My NetApp is not the problem! A tale of how monitoring the entire stack makes it easier to save the day.

Have you ever been the guy in charge of storage and the dev guy and database guy come over to your desk waaaaay too early in the morning before you’ve had your caffeine and start telling you that the storage is too slow and you need to do something about it? I have. In my opinion it’s even worse when the Virtualization guy comes over and makes similar accusations, but that’s another story.

Now that I work for LogicMonitor I see this all the time. People come to us because “the NetApps are slow”. All too often we come to find that it’s actually the ESX host itself, or the SQL server having problems because of poorly designed queries. I’ve experienced this first hand before I worked for LogicMonitor,so it’s no surprise to me that this is a regular issue. When I experienced this problem myself I found it was vital to monitor all systems involved so I could really figure out where the bottleneck was.

Let’s break it down….

Dev guy says: “The disk is killing my app. We need to add more disks to speed it up, or we need to get a better storage system”.

What do you do when the dev guy makes such accusations? You could certainly drop $100k on a new disk system, but who’s to say that will really fix the problem? The dev guy? Do you trust the dev guy to make that call? You’re the ops guy, even more specifically you’re the storage guy. You should be the one making this call. As the storage guy I would immediately go to the volume statistics from where the app or application’s database was being served and see what the performance looks like just to see if the initial allegation holds true.

DBLatency

After viewing the data, here’s what you say to the dev guy: “It doesn’t look like it’s the NetApp to me.

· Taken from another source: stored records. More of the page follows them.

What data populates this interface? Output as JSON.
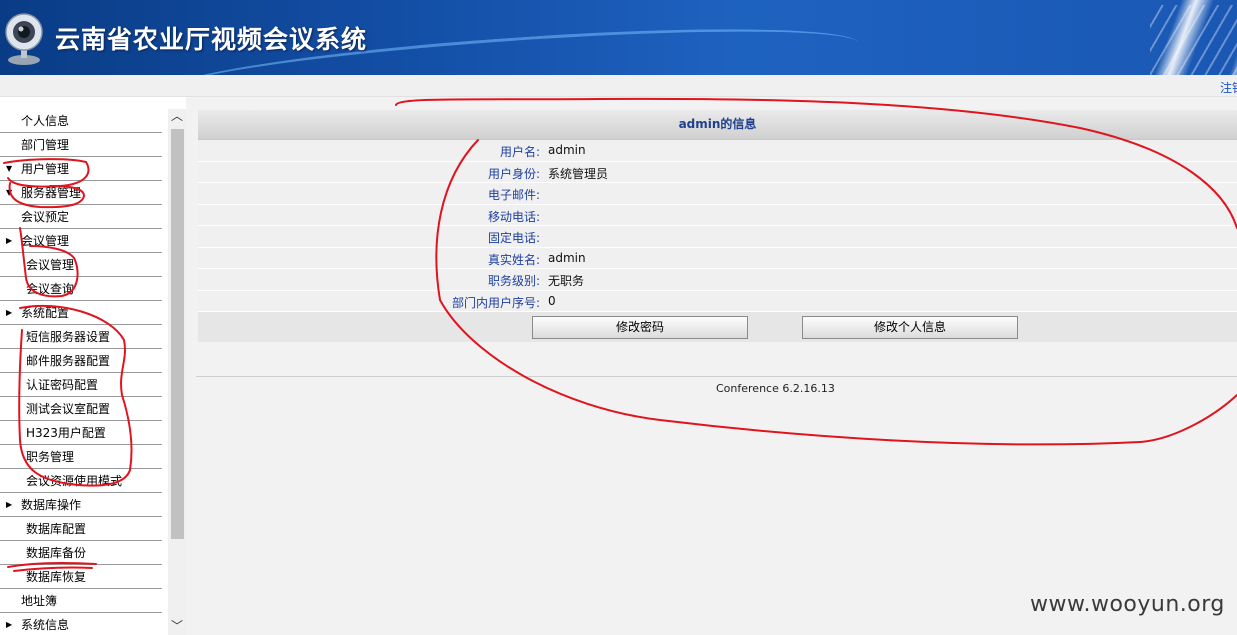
{
  "header": {
    "title": "云南省农业厅视频会议系统",
    "logout_link": "注销"
  },
  "sidebar": {
    "items": [
      {
        "label": "个人信息",
        "level": 1,
        "arrow": ""
      },
      {
        "label": "部门管理",
        "level": 1,
        "arrow": ""
      },
      {
        "label": "用户管理",
        "level": 1,
        "arrow": "▼"
      },
      {
        "label": "服务器管理",
        "level": 1,
        "arrow": "▼"
      },
      {
        "label": "会议预定",
        "level": 1,
        "arrow": ""
      },
      {
        "label": "会议管理",
        "level": 1,
        "arrow": "▶"
      },
      {
        "label": "会议管理",
        "level": 2,
        "arrow": ""
      },
      {
        "label": "会议查询",
        "level": 2,
        "arrow": ""
      },
      {
        "label": "系统配置",
        "level": 1,
        "arrow": "▶"
      },
      {
        "label": "短信服务器设置",
        "level": 2,
        "arrow": ""
      },
      {
        "label": "邮件服务器配置",
        "level": 2,
        "arrow": ""
      },
      {
        "label": "认证密码配置",
        "level": 2,
        "arrow": ""
      },
      {
        "label": "测试会议室配置",
        "level": 2,
        "arrow": ""
      },
      {
        "label": "H323用户配置",
        "level": 2,
        "arrow": ""
      },
      {
        "label": "职务管理",
        "level": 2,
        "arrow": ""
      },
      {
        "label": "会议资源使用模式",
        "level": 2,
        "arrow": ""
      },
      {
        "label": "数据库操作",
        "level": 1,
        "arrow": "▶"
      },
      {
        "label": "数据库配置",
        "level": 2,
        "arrow": ""
      },
      {
        "label": "数据库备份",
        "level": 2,
        "arrow": ""
      },
      {
        "label": "数据库恢复",
        "level": 2,
        "arrow": ""
      },
      {
        "label": "地址簿",
        "level": 1,
        "arrow": ""
      },
      {
        "label": "系统信息",
        "level": 1,
        "arrow": "▶"
      }
    ]
  },
  "info": {
    "heading": "admin的信息",
    "rows": [
      {
        "label": "用户名:",
        "value": "admin"
      },
      {
        "label": "用户身份:",
        "value": "系统管理员"
      },
      {
        "label": "电子邮件:",
        "value": ""
      },
      {
        "label": "移动电话:",
        "value": ""
      },
      {
        "label": "固定电话:",
        "value": ""
      },
      {
        "label": "真实姓名:",
        "value": "admin"
      },
      {
        "label": "职务级别:",
        "value": "无职务"
      },
      {
        "label": "部门内用户序号:",
        "value": "0"
      }
    ],
    "change_password_label": "修改密码",
    "edit_profile_label": "修改个人信息"
  },
  "footer": {
    "version": "Conference 6.2.16.13"
  },
  "watermark": "www.wooyun.org",
  "colors": {
    "header_blue": "#1450a8",
    "label_blue": "#1f3fa0",
    "annotation_red": "#e0141e"
  }
}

Let’s check the database”.

And so you go check the database metrics, and you find this interesting graph….

Dealocks and lock Timeouts

So you might say “These lock timeouts seem interesting to me”.

And you both wander over to the database guy. If one of you happens to be the database guy, even better. If you happen to have a specialist it’s still ok, because you have a reference point for him. You guys have decided that disk latency is not the issue thanks to your thorough monitoring, and you’ve noticed something funny happening with the database server.

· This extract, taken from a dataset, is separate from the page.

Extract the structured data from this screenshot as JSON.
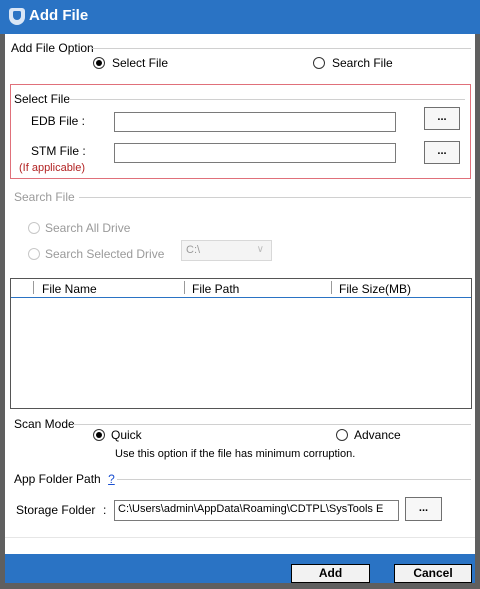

Now in this particular example we happened to get lucky and were able to track it down to a query that was causing the problems. It turned out that the dev guy that came over in the first place was the guy who was in charge of the problem and he was able to fix it.

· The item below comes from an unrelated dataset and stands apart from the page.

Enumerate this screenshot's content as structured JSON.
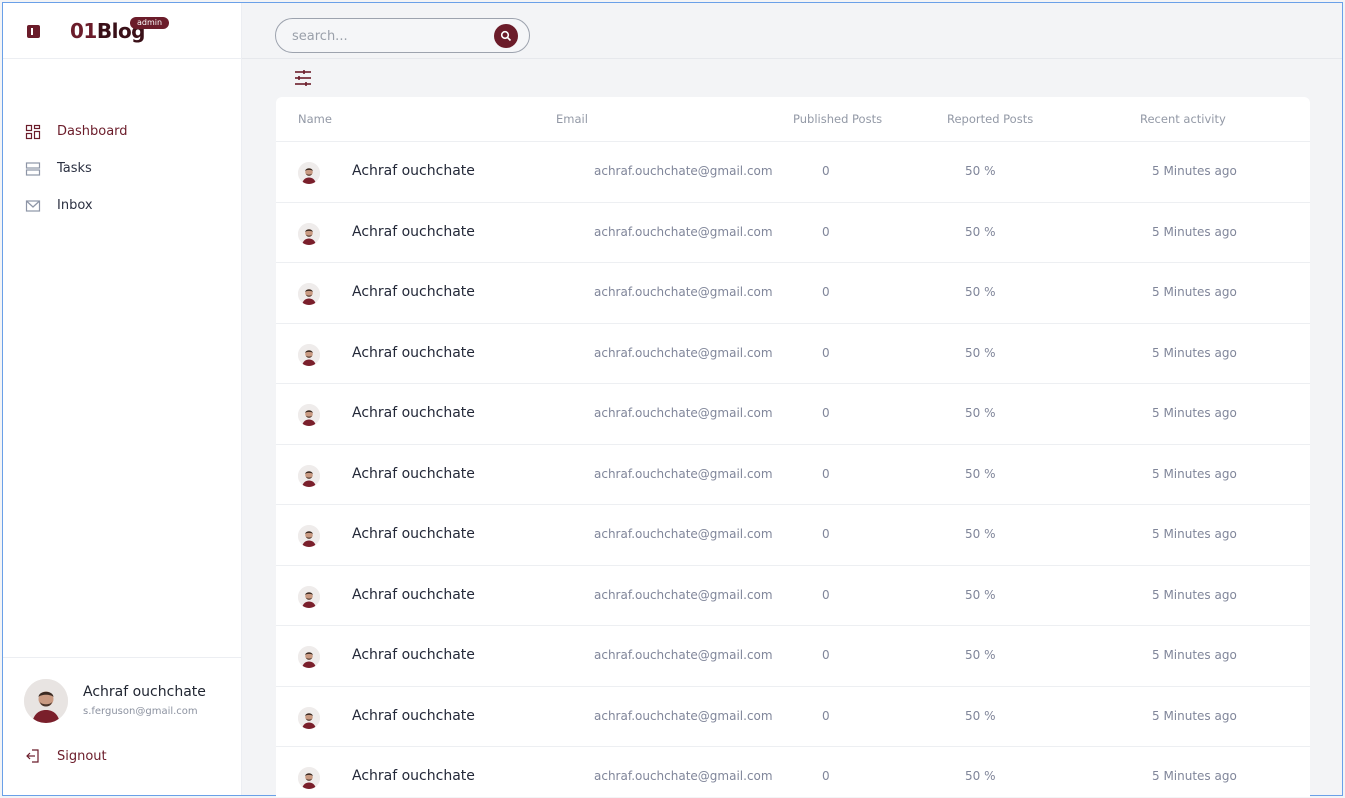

In this scenario I (and my team) were fortunate to have both the storage platform and the database application in the same monitoring platform, which made it much easier for us to find the problem and implement a solution. My advice: Make sure you have all relevant platforms in the same monitoring solution (physical and virtual servers, network, storage, applications). Give all parties access to the data. Collaborate with each other rather than finger point. I bet you’ll find your organization solving problems quicker and ultimately being more successful in delivering your IT needs.